Dubai-based Arabtec Holding is another builder increasingly focusing on Saudi Arabia to bolster the black ink needed to fill its accounts books. In early December, the company said it had been given approval to undertake work worth $178m on a project in Jeddah, a figure the firm said could increase to $400m.

Arabtec already has two large Saudi projects in the pipeline, one being the construction of 46 buildings associated with the Princess Noura University in Riyadh and the other the delivery of 5000 villas in the Eastern Province. The company has also said it will be looking to break into the Qatari market, where more than $250bn worth of building and infrastructure projects will be coming up for grabs in the coming decade, international media has reported.
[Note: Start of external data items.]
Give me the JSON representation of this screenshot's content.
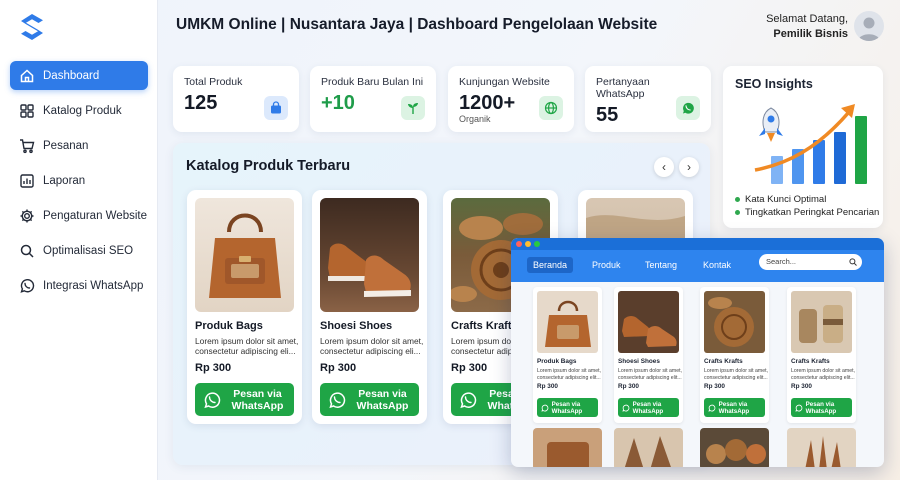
{
  "app": {
    "title": "UMKM Online | Nusantara Jaya | Dashboard Pengelolaan Website"
  },
  "user": {
    "greeting": "Selamat Datang,",
    "name": "Pemilik Bisnis"
  },
  "colors": {
    "primary": "#2f7be8",
    "whatsapp": "#1fa546",
    "nav_active": "#2f7be8"
  },
  "sidebar": {
    "items": [
      {
        "label": "Dashboard",
        "icon": "home-icon",
        "active": true
      },
      {
        "label": "Katalog Produk",
        "icon": "grid-icon",
        "active": false
      },
      {
        "label": "Pesanan",
        "icon": "cart-icon",
        "active": false
      },
      {
        "label": "Laporan",
        "icon": "chart-icon",
        "active": false
      },
      {
        "label": "Pengaturan Website",
        "icon": "gear-icon",
        "active": false
      },
      {
        "label": "Optimalisasi SEO",
        "icon": "search-icon",
        "active": false
      },
      {
        "label": "Integrasi WhatsApp",
        "icon": "whatsapp-icon",
        "active": false
      }
    ]
  },
  "stats": [
    {
      "label": "Total Produk",
      "value": "125",
      "sub": "",
      "icon": "shopping-bag-icon"
    },
    {
      "label": "Produk Baru Bulan Ini",
      "value": "+10",
      "sub": "",
      "icon": "plant-icon"
    },
    {
      "label": "Kunjungan Website",
      "value": "1200+",
      "sub": "Organik",
      "icon": "globe-icon"
    },
    {
      "label": "Pertanyaan WhatsApp",
      "value": "55",
      "sub": "",
      "icon": "whatsapp-icon"
    }
  ],
  "seo": {
    "title": "SEO Insights",
    "points": [
      "Kata Kunci Optimal",
      "Tingkatkan Peringkat Pencarian"
    ]
  },
  "catalog": {
    "title": "Katalog Produk Terbaru",
    "products": [
      {
        "name": "Produk Bags",
        "desc": "Lorem ipsum dolor sit amet, consectetur adipiscing eli...",
        "price": "Rp 300",
        "button": "Pesan via WhatsApp"
      },
      {
        "name": "Shoesi Shoes",
        "desc": "Lorem ipsum dolor sit amet, consectetur adipiscing eli...",
        "price": "Rp 300",
        "button": "Pesan via WhatsApp"
      },
      {
        "name": "Crafts Krafts",
        "desc": "Lorem ipsum dolor sit amet, consectetur adipiscing eli...",
        "price": "Rp 300",
        "button": "Pesan via WhatsApp"
      }
    ]
  },
  "preview": {
    "nav": [
      "Beranda",
      "Produk",
      "Tentang",
      "Kontak"
    ],
    "search_placeholder": "Search...",
    "products": [
      {
        "name": "Produk Bags",
        "desc": "Lorem ipsum dolor sit amet, consectetur adipiscing elit...",
        "price": "Rp 300",
        "button": "Pesan via WhatsApp"
      },
      {
        "name": "Shoesi Shoes",
        "desc": "Lorem ipsum dolor sit amet, consectetur adipiscing elit...",
        "price": "Rp 300",
        "button": "Pesan via WhatsApp"
      },
      {
        "name": "Crafts Krafts",
        "desc": "Lorem ipsum dolor sit amet, consectetur adipiscing elit...",
        "price": "Rp 300",
        "button": "Pesan via WhatsApp"
      },
      {
        "name": "Crafts Krafts",
        "desc": "Lorem ipsum dolor sit amet, consectetur adipiscing elit...",
        "price": "Rp 300",
        "button": "Pesan via WhatsApp"
      }
    ]
  }
}
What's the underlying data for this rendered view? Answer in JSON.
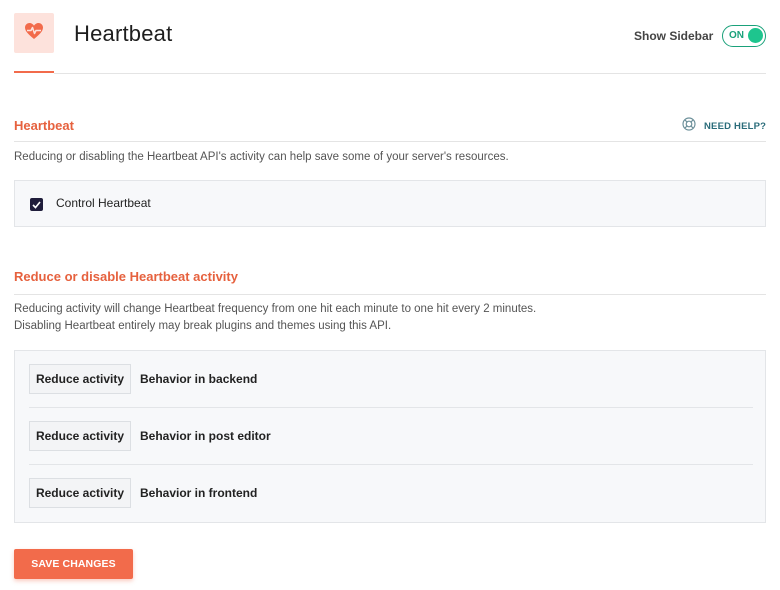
{
  "header": {
    "icon": "heartbeat-icon",
    "title": "Heartbeat",
    "sidebar_toggle_label": "Show Sidebar",
    "sidebar_toggle_state": "ON",
    "accent_color": "#f26b4b",
    "toggle_color": "#1ec58e"
  },
  "section_heartbeat": {
    "title": "Heartbeat",
    "help_link": "NEED HELP?",
    "help_icon": "lifebuoy-icon",
    "description": "Reducing or disabling the Heartbeat API's activity can help save some of your server's resources.",
    "control_label": "Control Heartbeat",
    "control_checked": true
  },
  "section_reduce": {
    "title": "Reduce or disable Heartbeat activity",
    "description_line1": "Reducing activity will change Heartbeat frequency from one hit each minute to one hit every 2 minutes.",
    "description_line2": "Disabling Heartbeat entirely may break plugins and themes using this API.",
    "rows": [
      {
        "select_value": "Reduce activity",
        "label": "Behavior in backend"
      },
      {
        "select_value": "Reduce activity",
        "label": "Behavior in post editor"
      },
      {
        "select_value": "Reduce activity",
        "label": "Behavior in frontend"
      }
    ]
  },
  "footer": {
    "save_label": "SAVE CHANGES"
  }
}
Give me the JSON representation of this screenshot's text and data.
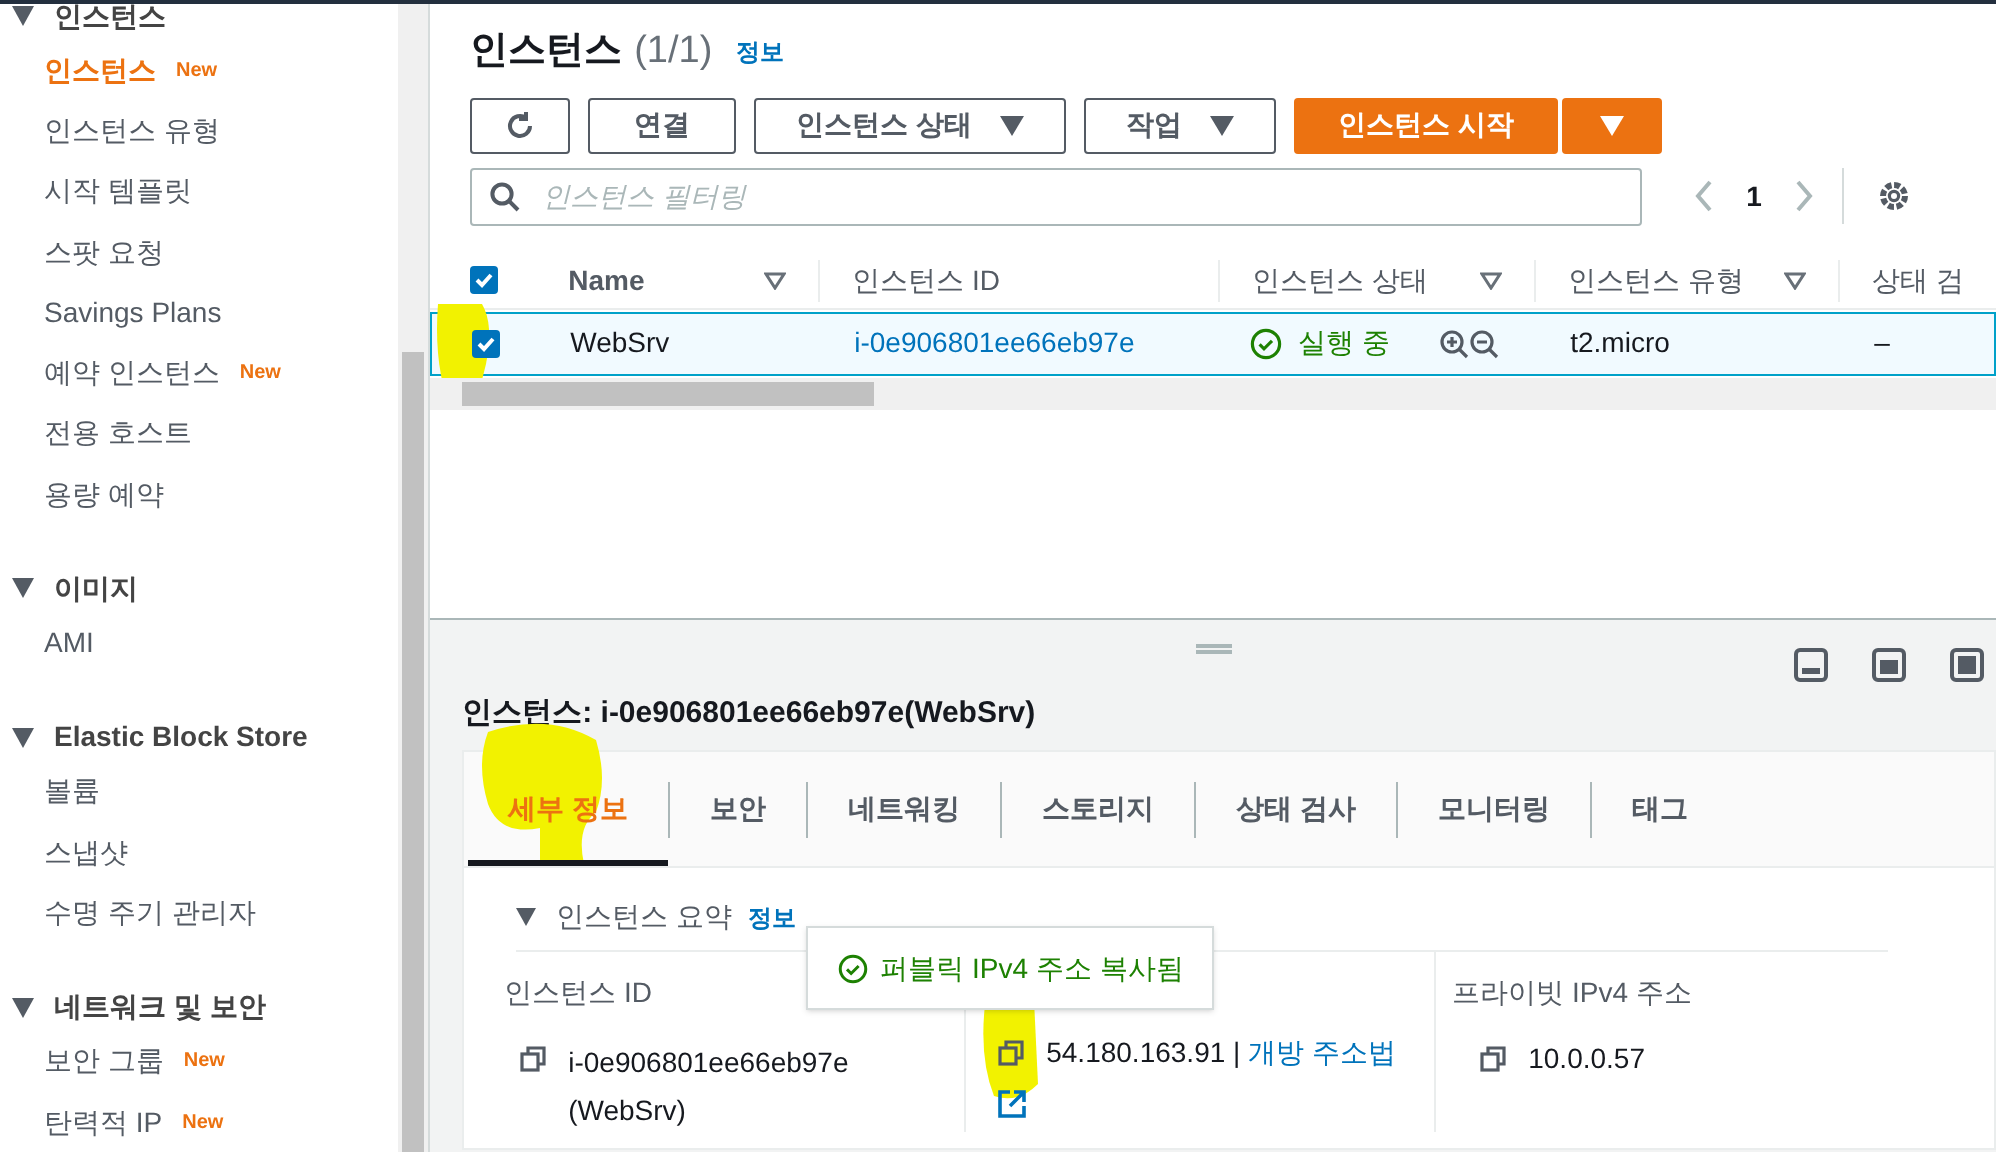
{
  "sidebar": {
    "groups": [
      {
        "title": "인스턴스",
        "expanded": true,
        "items": [
          {
            "label": "인스턴스",
            "badge": "New",
            "selected": true
          },
          {
            "label": "인스턴스 유형",
            "selected": false
          },
          {
            "label": "시작 템플릿",
            "selected": false
          },
          {
            "label": "스팟 요청",
            "selected": false
          },
          {
            "label": "Savings Plans",
            "selected": false
          },
          {
            "label": "예약 인스턴스",
            "badge": "New",
            "selected": false
          },
          {
            "label": "전용 호스트",
            "selected": false
          },
          {
            "label": "용량 예약",
            "selected": false
          }
        ]
      },
      {
        "title": "이미지",
        "expanded": true,
        "items": [
          {
            "label": "AMI",
            "selected": false
          }
        ]
      },
      {
        "title": "Elastic Block Store",
        "expanded": true,
        "items": [
          {
            "label": "볼륨",
            "selected": false
          },
          {
            "label": "스냅샷",
            "selected": false
          },
          {
            "label": "수명 주기 관리자",
            "selected": false
          }
        ]
      },
      {
        "title": "네트워크 및 보안",
        "expanded": true,
        "items": [
          {
            "label": "보안 그룹",
            "badge": "New",
            "selected": false
          },
          {
            "label": "탄력적 IP",
            "badge": "New",
            "selected": false
          }
        ]
      }
    ]
  },
  "header": {
    "title": "인스턴스",
    "count": "(1/1)",
    "info": "정보"
  },
  "toolbar": {
    "buttons": [
      {
        "kind": "icon"
      },
      {
        "kind": "plain",
        "label": "연결"
      },
      {
        "kind": "dropdown",
        "label": "인스턴스 상태"
      },
      {
        "kind": "dropdown",
        "label": "작업"
      },
      {
        "kind": "primary",
        "label": "인스턴스 시작"
      },
      {
        "kind": "primary-caret"
      }
    ]
  },
  "search": {
    "placeholder": "인스턴스 필터링"
  },
  "pagination": {
    "page": "1"
  },
  "table": {
    "all_checked": true,
    "columns": [
      "Name",
      "인스턴스 ID",
      "인스턴스 상태",
      "인스턴스 유형",
      "상태 검"
    ],
    "rows": [
      {
        "checked": true,
        "selected": true,
        "name": "WebSrv",
        "id": "i-0e906801ee66eb97e",
        "state": "실행 중",
        "type": "t2.micro",
        "status_check": "–"
      }
    ]
  },
  "details": {
    "title": "인스턴스: i-0e906801ee66eb97e(WebSrv)",
    "tabs": [
      {
        "label": "세부 정보",
        "selected": true
      },
      {
        "label": "보안",
        "selected": false
      },
      {
        "label": "네트워킹",
        "selected": false
      },
      {
        "label": "스토리지",
        "selected": false
      },
      {
        "label": "상태 검사",
        "selected": false
      },
      {
        "label": "모니터링",
        "selected": false
      },
      {
        "label": "태그",
        "selected": false
      }
    ],
    "section": {
      "title": "인스턴스 요약",
      "info": "정보",
      "expanded": true
    },
    "fields": [
      {
        "label": "인스턴스 ID",
        "value": "i-0e906801ee66eb97e (WebSrv)"
      },
      {
        "value": "54.180.163.91 |",
        "link": "개방 주소법"
      },
      {
        "label": "프라이빗 IPv4 주소",
        "value": "10.0.0.57"
      }
    ],
    "toast": "퍼블릭 IPv4 주소 복사됨"
  }
}
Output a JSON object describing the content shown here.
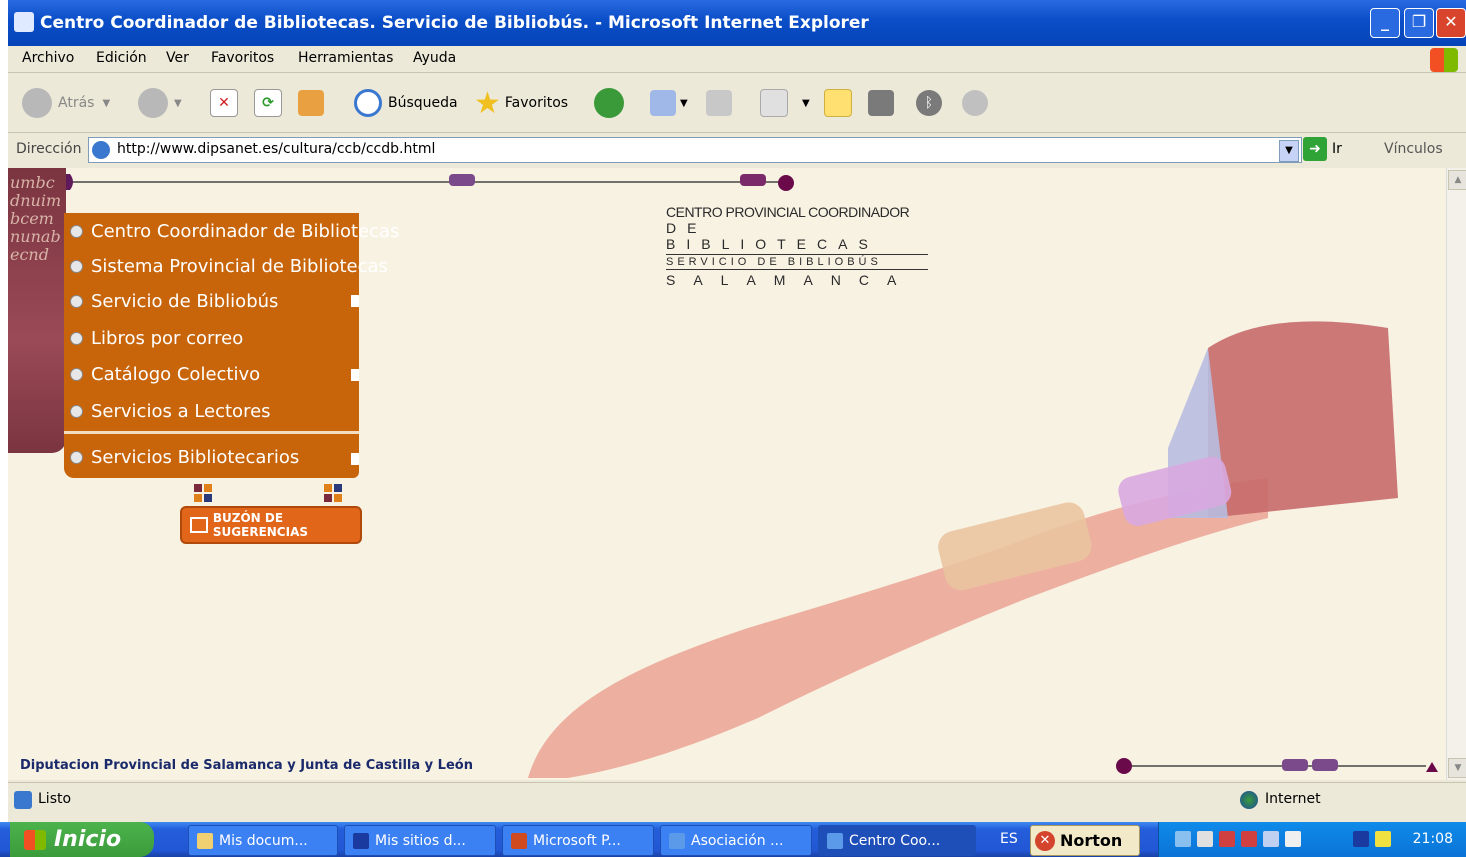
{
  "window": {
    "title": "Centro Coordinador de Bibliotecas. Servicio de Bibliobús. - Microsoft Internet Explorer"
  },
  "menu": [
    "Archivo",
    "Edición",
    "Ver",
    "Favoritos",
    "Herramientas",
    "Ayuda"
  ],
  "toolbar": {
    "back": "Atrás",
    "search": "Búsqueda",
    "favorites": "Favoritos"
  },
  "address": {
    "label": "Dirección",
    "url": "http://www.dipsanet.es/cultura/ccb/ccdb.html",
    "go": "Ir",
    "links": "Vínculos"
  },
  "page": {
    "nav": [
      "Centro Coordinador de Bibliotecas",
      "Sistema Provincial de Bibliotecas",
      "Servicio de Bibliobús",
      "Libros por correo",
      "Catálogo Colectivo",
      "Servicios a Lectores",
      "Servicios Bibliotecarios"
    ],
    "buzon": "BUZÓN DE SUGERENCIAS",
    "logo": {
      "line1": "CENTRO PROVINCIAL COORDINADOR",
      "line2": "DE BIBLIOTECAS",
      "line3": "SERVICIO DE BIBLIOBÚS",
      "line4": "SALAMANCA"
    },
    "footer": "Diputacion Provincial de Salamanca y Junta de Castilla y León",
    "deco_letters": "umbcdnuimbcemnunabecnd"
  },
  "status": {
    "text": "Listo",
    "zone": "Internet"
  },
  "taskbar": {
    "start": "Inicio",
    "tasks": [
      "Mis docum...",
      "Mis sitios d...",
      "Microsoft P...",
      "Asociación ...",
      "Centro Coo..."
    ],
    "lang": "ES",
    "norton": "Norton",
    "clock": "21:08"
  },
  "colors": {
    "nav_bg": "#c8650b",
    "deco_bg": "#7a3541",
    "page_bg": "#f8f2e3",
    "footer_text": "#1a2a6a"
  }
}
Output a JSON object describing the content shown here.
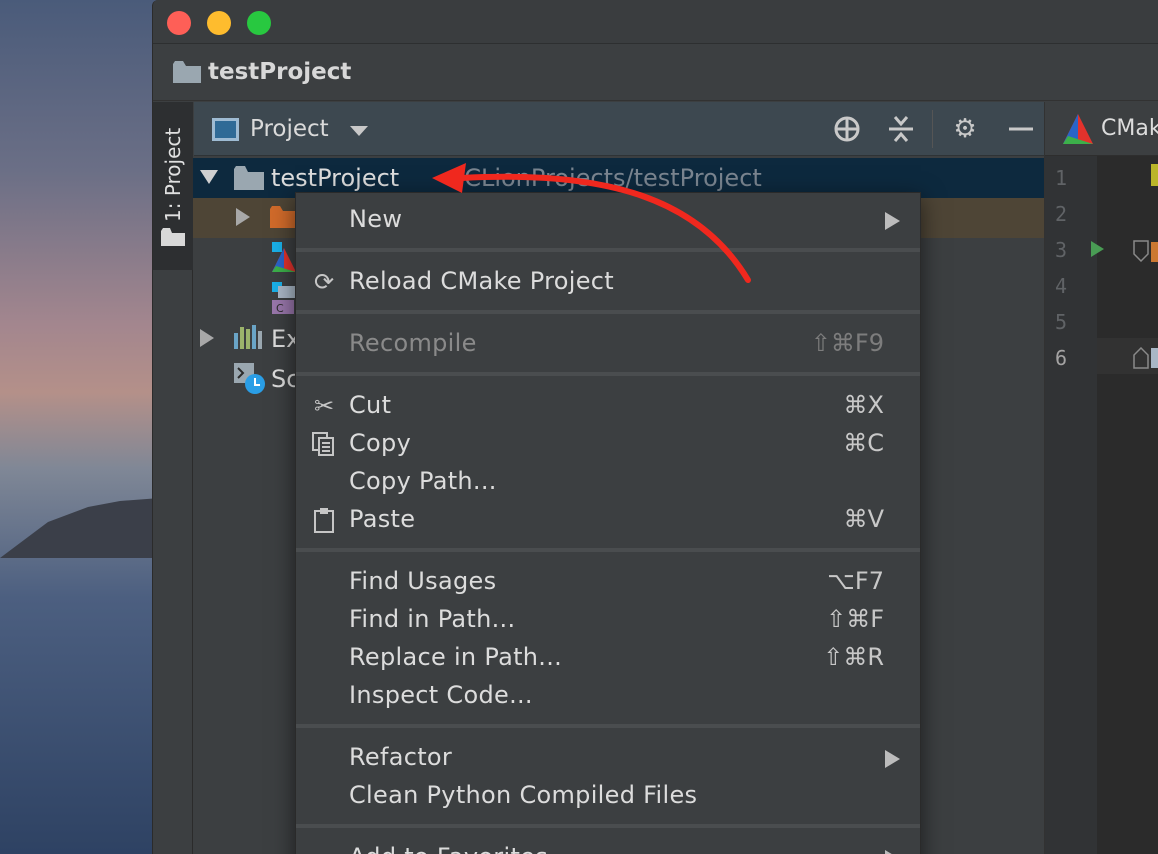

It is not just in fellow GCC states where Dubai builders are laying foundations, with the Giga Group announcing on December 8 that it had landed a $1bn contract to construct 12,000 houses in the Iraqi city of Basra for the provincial administration. Following years of underinvestment and war damage, the need for infrastructure, housing, retail and commercial developments in Iraq is significant, and with increased revenues from the oil industry beginning to flow, there will be opportunities for Dubai builders to tap into a growing market.

While opportunities are expanding in regional markets for Dubai-based builders, pitfalls remain, one of which is the effect of political instability on economic growth. Dubai firms involved in large-scale projects in Syria, for example, have seen them temporarily put on the backburner due to unrest and economic sanctions.

According to David Macadam, the head of retail for the Middle East at property consultancy Jones Lang LaSalle, developers will likely maintain a low profile, continuing with planning and design aspects of their projects but not the actual on-the-ground construction work until the situation is resolved. However, any halting of work does not mean that the investments are a lost cause, he stressed.

“The projects will happen,” Macadam told UAE daily The National on November 28. “They will still be built and will still be successful.”

Though Dubai builders may have to fight hard to win contracts against rivals from Europe and elsewhere, the recent flow of successful tender bids has shown that the emirate’s construction firms are able to compete with the best international developers have to offer. While Dubai’s own building activity may be muted for the time being, the lessons learned from it are continuing to serve the construction trade well.